Demand for oil and gas reserves has increased over the past several decades due to steady population growth and the industrialization of new markets. At the same time, conventional fields are maturing and experiencing a decrease in oil and gas production as reservoir pressures drop and/or water production increases. These economic factors, which effect the oil and gas industry, have led to recent developments and advances in exploration, drilling, and production technologies as companies try to either increase production from mature fields or bring new opportunities on-line. One technology area that has seen increased interest from oil and gas producers and vendors alike is subsea processing.
Subsea processing is not a new concept in the oil and gas industry; however, recent economic factors have led to far more applications ranging from simple single-phase or multiphase boosting and subsea separation and boosting to future gas compression projects. Vendors are trying to establish technologies that can meet the unique challenges of subsea processing, and producers are trying to stay ahead of the competition by developing, qualifying, and applying these new technologies.
Subsea processing may include subsea separation, which can be segregated into two-phase, gas-liquid separation and three-phase, gas-oil-water separation. Overall, subsea two-phase separation presents the following benefits: reduced back-pressure acting on the well leading to higher production rates (accelerated revenue) and recoverable reserves (total revenue): the ability to overcome long step-out distances between field and host facility (fewer boosting stations required to reach host facility); reduced topsides infrastructure; the ability to absorb transient flow conditions such that gas-liquid slugs do not affect performance of downstream equipment (e.g., pumps and/or wet-gas compressor): lower energy requirements than multiphase boosting of full well-stream (higher efficiency of rotating equipment); and mitigation of certain flow assurance issues through bulk separation of gas and produced water phases (assuming two lines are installed back to host facility). Subsea three-phase, gas-oil-water separation may yield the following benefits related to the bulk removal of the produced water phase: the ability to debottleneck existing topsides water handling/treatment facilities; the ability to inject produced water into dedicated disposal well or back into the reservoir for pressure maintenance (lower energy requirements than platform- and/or land-based water injection); the ability to use smaller production lines back to host facility due to removal of non-revenue stream (e.g., produced water): and mitigation of certain flow assurance issues through bulk separation of oil and produced water streams. These benefits may make it desirable to develop a multiphase separation system to establish a technological advantage and earn partner or choice status for future subsea separation applications. An advancement of this nature may enable production of Arctic, deepwater, or other remote oil and gas fields for which production is not currently possible. Subsea separation may act as an enabler in these cases by, for example, removing bulk water from the production streams and mitigating flow assurance concerns for longer distance tieback applications.

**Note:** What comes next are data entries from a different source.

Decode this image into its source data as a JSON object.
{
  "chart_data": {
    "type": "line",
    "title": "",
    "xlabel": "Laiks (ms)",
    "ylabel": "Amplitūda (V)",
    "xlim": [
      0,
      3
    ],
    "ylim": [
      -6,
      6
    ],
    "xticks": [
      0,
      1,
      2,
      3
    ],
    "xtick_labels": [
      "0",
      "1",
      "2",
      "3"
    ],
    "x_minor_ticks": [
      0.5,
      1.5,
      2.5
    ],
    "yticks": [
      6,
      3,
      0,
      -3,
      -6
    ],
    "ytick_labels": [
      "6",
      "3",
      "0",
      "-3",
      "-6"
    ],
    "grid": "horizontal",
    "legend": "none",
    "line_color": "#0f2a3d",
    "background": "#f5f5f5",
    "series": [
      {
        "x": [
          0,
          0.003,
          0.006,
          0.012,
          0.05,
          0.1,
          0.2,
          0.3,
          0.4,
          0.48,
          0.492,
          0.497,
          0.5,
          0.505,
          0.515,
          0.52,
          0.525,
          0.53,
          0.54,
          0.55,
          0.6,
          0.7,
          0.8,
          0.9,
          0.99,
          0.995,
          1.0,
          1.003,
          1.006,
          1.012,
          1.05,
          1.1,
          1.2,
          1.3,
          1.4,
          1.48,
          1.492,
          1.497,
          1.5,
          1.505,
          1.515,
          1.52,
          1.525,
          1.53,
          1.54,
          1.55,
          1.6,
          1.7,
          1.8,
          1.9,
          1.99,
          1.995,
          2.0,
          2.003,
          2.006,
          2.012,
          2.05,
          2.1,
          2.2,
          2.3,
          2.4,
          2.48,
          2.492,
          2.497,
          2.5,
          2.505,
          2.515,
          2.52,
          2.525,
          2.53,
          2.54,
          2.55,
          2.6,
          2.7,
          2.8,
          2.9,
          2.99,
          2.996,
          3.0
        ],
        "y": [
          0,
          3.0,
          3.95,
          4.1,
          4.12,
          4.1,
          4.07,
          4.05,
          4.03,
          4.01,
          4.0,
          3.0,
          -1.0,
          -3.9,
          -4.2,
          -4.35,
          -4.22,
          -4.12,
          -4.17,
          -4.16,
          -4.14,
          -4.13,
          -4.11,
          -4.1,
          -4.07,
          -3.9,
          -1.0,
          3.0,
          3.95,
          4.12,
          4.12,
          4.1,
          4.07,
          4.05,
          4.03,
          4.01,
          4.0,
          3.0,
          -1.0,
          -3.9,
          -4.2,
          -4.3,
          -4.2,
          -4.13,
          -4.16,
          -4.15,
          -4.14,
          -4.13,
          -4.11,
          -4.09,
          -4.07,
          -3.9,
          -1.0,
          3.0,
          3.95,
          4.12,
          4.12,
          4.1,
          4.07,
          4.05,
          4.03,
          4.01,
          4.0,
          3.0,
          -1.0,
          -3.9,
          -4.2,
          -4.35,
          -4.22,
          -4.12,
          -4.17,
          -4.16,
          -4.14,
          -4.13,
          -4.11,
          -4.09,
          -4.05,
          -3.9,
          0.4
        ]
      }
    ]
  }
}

One challenge with subsea three-phase separation is the formation of stable oil/water emulsion layers. Testing has shown that stable oil/water emulsion layers can significantly affect the quality of the oil and water outlets from the subsea separator. If separation of heavy oil (known to form stable emulsions) is desired, then oil/water separation may require longer residence times and lower fluid velocities. However, this approach may not be economic for offshore and subsea applications due to size, weight, and fabrication constraints. Designing a deepwater, oil-water separator with oil residence times of greater than about 3-5 minutes can be challenging. Analogous onshore separators may require about 10-15 minutes residence time. Therefore, decreasing the throughput of the subsea separation system may be required for heavy oil applications, which may bottleneck the oil/water separation process. Similarly, opportunities also exist on onshore and topsides separators that suffer from the formation of stable oil/water emulsions. In conventional applications, production chemicals such as demulsifiers and/or heat may be applied to alter the interfacial tension and destabilize the oil/water emulsion. In subsea applications, heat may not be a cost effective option or, in some cases, may even be technically infeasible. Consequently, dosing with production chemicals is customarily preferred. However, dosing can have a significant effect on the capital and operating costs associated with a subsea installation.
The cost of developing and applying a subsea separation system may be significant and may become uneconomical if the system cannot provide sufficient production increases to offset the cost. Consequently, the design of subsea processing systems may include a balance between what is practically achievable under the vessel size constraints due to pressure and what production rate is required to make the project economical. Any technological advance aimed at enhancing the overall performance of the oil-water separation, which is often the bottleneck of such a system, could become the deciding economic factor of a future project. For this reason, extraction and processing of the stable oil/water emulsion layer from a subsea separator may prove beneficial.
Injectability of the produced water stream may also affect the successful operation, and therefore economics, of subsea separation installations that employ oil-water separation. Therefore, the removal of oil contamination, which can have a significant effect on injectability of the water stream, may be important. It may be advisable to provide monitoring and/or frequent sampling of the produced water quality in order to avoid future issues with the injection reservoir. These aspects may be particularly important when injecting back into the production reservoir for pressure maintenance as plugging and/or permeability issues in the perforated zone could lead to an inability to inject the produced water and/or result in other production issues.